We got cut the potatoes to size this morning and quickly got them on the boil.  We were chopping up lots of vegetables again - what has been left in the fridge since Monday - a broccoli head, 2 punnets of cherry tomatoes, carrots, cucumber and some coriander leaves from the garden.







After the potatoes had boiled enough we drained them and left them to cool.  After they had cooled down, we added the vegetables and Plamil mayonnaise - egg and dairy free AND tastes amazing - and added salt to taste!  We stirred it all up and put it in the fridge for a while.

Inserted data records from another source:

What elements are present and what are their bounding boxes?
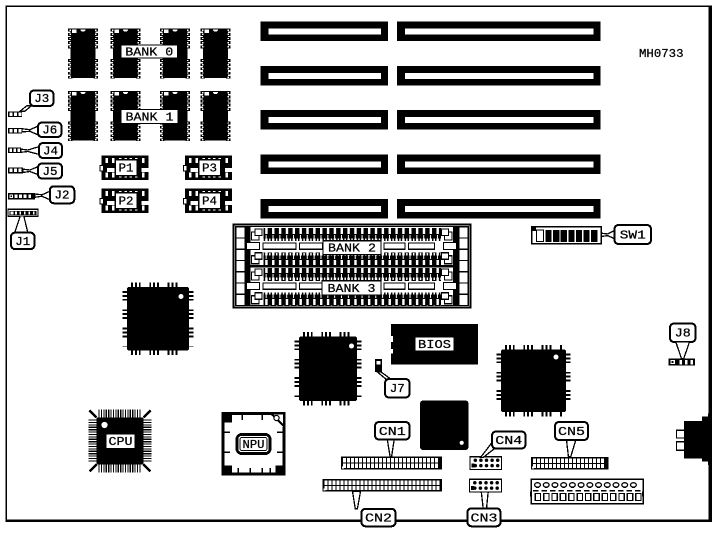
svg-text:BANK 3: BANK 3: [328, 282, 376, 296]
svg-text:BANK 1: BANK 1: [126, 111, 174, 125]
svg-text:BIOS: BIOS: [418, 338, 451, 352]
svg-text:J5: J5: [43, 166, 58, 179]
svg-text:P1: P1: [119, 163, 134, 176]
svg-text:J4: J4: [43, 145, 58, 158]
svg-text:P3: P3: [202, 163, 217, 176]
svg-text:J3: J3: [34, 93, 49, 106]
svg-text:BANK 2: BANK 2: [328, 242, 376, 256]
svg-text:CN2: CN2: [365, 512, 392, 526]
svg-text:J7: J7: [390, 383, 405, 396]
svg-text:SW1: SW1: [620, 229, 646, 243]
svg-text:P4: P4: [202, 196, 217, 209]
svg-text:CN1: CN1: [379, 425, 406, 439]
svg-text:CN5: CN5: [558, 425, 585, 439]
svg-text:J8: J8: [675, 328, 691, 341]
svg-text:J6: J6: [42, 125, 57, 138]
svg-text:BANK 0: BANK 0: [125, 46, 173, 60]
svg-text:J2: J2: [55, 190, 70, 203]
svg-text:NPU: NPU: [243, 439, 265, 452]
svg-text:P2: P2: [119, 196, 134, 209]
svg-text:CN3: CN3: [471, 511, 498, 525]
svg-text:CPU: CPU: [109, 436, 133, 449]
svg-text:J1: J1: [15, 236, 30, 249]
svg-text:MH0733: MH0733: [639, 48, 684, 61]
svg-text:CN4: CN4: [495, 434, 522, 448]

Meanwhile, we whipped up the coconut cream to a thick consistency and within 5 minutes it was all runny and thin again.  Well... what to do with that?!  I think it was because it was too hot in the kitchen.  We decided to make banana muffins using the coconut milk as we also had a surplus of them in the freezer.


Potato Salad
1 head of broccoli - cut into small florets
2 punnets of cherry tomatoes - quartered
half a cucumber - diced
3 carrots - grated
a small handful of coriander leaves - finely shredded
5 baking potatoes - cut into bite-size pieces
2 tbsp Plamil's egg free mayo
Salt to taste

Makes a lot!



Coconut Banana Muffins

4 ripe bananas - mashed
2 cups flour
1/2 cup sugar
1/2 tsp baking powder
1/2 tsp baking soda
1 tbsp vanilla
1/2 cup coconut milk
1 tbsp vinegar
1/2 cup dairy free margarine - I used Vitalite


Coconut milk and vinegar in a cup to curdle.  Mix everything else together.  After the coconut milk and vinegar have been standing for about 10 minutes, add it to the mixture and stir in.  Put a heaped tablespoon of mixture into each muffin holder and cook in a preheated oven at 180 degrees Celsius for 15 minutes.  Done and delicious!

We made two batches and cut them in half as there were so many people today, so that everyone could have a bit.